The "1000-10,000 project" aims to create picturesque, productive and
environmentally friendly villages designed by smart professors.

The rural work meeting also featured a "Maple Bridge Experience" project--a Mao-era initiative to settle disputes and conflicts at the village and township level. Xi endorsed the "Maple Bridge" approach to governing rural areas--named after a village in Zhejiang where it originated--as a national initiative. According to the description of Xi's endorsement during a visit to the countryside in November 2023, the "Maple Bridge" governance approach demands that conflicts be resolved on the spot in order to reduce the number of arrests and maintain public security. Its goal is to "vigorously promote the socialist rule of law culture", give full play to government legal advisors and public lawyers in drawing up legal documents and resolving administrative disputes. The initiative aims to change rural customs and inculcate respect for social order as a "rule of virtue." In other words, the communist party wants to quash any threats to its dominance of rural governance and smack down any uprisings among unhappy villagers before higher level officials have to deal with them. 

In another hyperlink to the Mao era, Xi Jinping's "New Journey" (新征程) slogan recited at the rural work meeting, is surely meant to evoke Mao's "Long March" (长征程)--the Chinese phrases differ by only one character.

Xi Jinping hopes to emulate Mao and his fanciful "Da Zhai road" for farmers. 
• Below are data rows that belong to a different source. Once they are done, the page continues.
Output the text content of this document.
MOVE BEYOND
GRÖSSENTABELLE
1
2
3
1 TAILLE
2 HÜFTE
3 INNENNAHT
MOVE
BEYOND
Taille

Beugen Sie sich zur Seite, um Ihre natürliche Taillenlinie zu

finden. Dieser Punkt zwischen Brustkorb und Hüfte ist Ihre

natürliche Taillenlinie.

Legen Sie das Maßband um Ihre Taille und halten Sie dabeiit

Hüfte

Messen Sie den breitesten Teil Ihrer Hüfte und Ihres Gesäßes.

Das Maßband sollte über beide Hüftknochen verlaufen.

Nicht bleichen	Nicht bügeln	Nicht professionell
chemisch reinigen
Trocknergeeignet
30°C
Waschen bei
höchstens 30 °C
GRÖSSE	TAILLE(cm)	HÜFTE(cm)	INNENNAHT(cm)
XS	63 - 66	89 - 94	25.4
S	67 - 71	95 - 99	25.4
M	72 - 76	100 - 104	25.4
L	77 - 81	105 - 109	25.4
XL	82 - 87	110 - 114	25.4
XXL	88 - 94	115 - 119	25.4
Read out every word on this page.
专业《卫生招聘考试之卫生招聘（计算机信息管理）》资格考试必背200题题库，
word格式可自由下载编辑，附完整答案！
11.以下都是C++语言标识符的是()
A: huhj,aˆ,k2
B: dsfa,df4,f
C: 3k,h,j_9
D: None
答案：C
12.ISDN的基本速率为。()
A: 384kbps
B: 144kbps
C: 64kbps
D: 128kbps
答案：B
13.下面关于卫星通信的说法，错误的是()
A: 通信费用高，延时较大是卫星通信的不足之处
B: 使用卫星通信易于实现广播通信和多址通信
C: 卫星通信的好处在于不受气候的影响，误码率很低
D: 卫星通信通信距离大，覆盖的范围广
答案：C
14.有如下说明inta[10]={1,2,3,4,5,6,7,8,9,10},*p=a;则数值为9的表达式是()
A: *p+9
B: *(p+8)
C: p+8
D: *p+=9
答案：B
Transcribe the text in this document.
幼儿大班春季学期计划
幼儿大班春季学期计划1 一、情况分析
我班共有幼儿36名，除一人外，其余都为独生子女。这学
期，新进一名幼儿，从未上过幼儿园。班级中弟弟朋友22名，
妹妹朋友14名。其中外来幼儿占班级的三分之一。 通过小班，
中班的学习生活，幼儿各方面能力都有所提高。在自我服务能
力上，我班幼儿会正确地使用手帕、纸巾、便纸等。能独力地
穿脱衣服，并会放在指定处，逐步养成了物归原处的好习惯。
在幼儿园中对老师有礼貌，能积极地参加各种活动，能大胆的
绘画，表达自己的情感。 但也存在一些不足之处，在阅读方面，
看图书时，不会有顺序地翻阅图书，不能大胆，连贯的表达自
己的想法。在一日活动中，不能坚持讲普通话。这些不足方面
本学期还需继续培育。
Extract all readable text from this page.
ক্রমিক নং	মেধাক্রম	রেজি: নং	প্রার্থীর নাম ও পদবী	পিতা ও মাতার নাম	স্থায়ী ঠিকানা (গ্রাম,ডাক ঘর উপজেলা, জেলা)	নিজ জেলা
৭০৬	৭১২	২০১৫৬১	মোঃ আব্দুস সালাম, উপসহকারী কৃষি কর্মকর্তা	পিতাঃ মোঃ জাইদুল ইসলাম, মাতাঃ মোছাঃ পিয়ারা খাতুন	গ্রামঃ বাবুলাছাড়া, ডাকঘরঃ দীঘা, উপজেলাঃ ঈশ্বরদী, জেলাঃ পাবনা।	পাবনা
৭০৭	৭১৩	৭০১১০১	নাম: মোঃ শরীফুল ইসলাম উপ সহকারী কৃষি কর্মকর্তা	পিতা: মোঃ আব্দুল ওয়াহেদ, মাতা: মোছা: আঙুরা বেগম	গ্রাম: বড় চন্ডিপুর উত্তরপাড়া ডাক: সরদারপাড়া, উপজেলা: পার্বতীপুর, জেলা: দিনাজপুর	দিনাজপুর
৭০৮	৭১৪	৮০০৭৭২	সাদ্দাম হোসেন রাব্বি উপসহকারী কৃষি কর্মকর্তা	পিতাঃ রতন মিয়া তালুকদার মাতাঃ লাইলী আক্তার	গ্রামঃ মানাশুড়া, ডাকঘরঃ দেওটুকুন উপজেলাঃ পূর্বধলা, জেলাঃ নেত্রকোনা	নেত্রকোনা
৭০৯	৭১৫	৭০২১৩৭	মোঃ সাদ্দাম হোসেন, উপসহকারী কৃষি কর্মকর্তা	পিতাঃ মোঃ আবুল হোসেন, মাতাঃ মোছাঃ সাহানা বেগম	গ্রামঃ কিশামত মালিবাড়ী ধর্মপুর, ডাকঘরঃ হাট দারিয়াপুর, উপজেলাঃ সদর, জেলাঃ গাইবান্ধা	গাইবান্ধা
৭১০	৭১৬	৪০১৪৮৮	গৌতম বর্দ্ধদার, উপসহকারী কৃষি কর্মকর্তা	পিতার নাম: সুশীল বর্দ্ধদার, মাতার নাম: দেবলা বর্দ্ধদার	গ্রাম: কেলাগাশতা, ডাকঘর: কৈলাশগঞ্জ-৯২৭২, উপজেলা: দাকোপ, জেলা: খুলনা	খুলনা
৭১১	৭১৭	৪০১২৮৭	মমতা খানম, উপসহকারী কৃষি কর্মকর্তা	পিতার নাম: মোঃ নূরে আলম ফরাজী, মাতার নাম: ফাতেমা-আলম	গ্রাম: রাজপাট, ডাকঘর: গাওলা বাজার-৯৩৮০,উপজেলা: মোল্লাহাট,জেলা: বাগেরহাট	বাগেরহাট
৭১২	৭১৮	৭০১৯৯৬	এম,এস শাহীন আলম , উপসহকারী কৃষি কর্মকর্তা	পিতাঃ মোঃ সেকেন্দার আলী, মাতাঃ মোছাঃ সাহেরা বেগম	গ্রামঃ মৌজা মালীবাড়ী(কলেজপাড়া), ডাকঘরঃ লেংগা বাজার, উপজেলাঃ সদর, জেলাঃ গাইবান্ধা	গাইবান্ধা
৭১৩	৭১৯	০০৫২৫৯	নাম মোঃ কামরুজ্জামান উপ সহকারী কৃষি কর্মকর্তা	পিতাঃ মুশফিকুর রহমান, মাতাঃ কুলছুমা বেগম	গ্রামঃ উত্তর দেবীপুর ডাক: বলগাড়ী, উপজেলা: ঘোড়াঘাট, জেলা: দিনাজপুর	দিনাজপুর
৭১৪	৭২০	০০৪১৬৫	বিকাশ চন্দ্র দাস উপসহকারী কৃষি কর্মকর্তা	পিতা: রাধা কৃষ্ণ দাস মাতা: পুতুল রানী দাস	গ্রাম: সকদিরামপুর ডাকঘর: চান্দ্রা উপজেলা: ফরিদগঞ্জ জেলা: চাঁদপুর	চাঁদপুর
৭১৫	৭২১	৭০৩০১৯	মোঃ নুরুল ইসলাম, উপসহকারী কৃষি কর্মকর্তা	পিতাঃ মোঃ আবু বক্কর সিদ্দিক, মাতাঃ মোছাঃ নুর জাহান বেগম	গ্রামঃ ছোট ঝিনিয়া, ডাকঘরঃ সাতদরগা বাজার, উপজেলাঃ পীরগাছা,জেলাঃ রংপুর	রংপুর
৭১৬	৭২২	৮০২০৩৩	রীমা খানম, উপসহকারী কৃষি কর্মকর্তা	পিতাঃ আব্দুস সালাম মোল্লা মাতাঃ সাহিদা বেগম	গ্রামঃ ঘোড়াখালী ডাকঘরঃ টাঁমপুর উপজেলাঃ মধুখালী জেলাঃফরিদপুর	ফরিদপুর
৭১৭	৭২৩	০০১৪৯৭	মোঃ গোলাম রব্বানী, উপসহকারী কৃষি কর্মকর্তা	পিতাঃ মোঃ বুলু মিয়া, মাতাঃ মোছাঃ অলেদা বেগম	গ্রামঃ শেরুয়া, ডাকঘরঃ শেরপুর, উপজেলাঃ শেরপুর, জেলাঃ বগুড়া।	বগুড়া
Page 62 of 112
"Modernization" has long been a watchword of Chinese communists, but it has morphed into Chinese-style modernization (中国式现代化) as the objective of rural work. Adding "Chinese-style" evokes Xi's nationalistic outlook and probably reflects China's new efforts to sell its governance style as transferable to other developing countries. 

Mao's "In agriculture learn from Da Zhai" left behind a dilapidated countryside
that had to be rescued by Deng Xiaoping's "reform and opening." Yet there are 
signs Xi Jinping wants to revive the principles of Mao's unrealistic approach.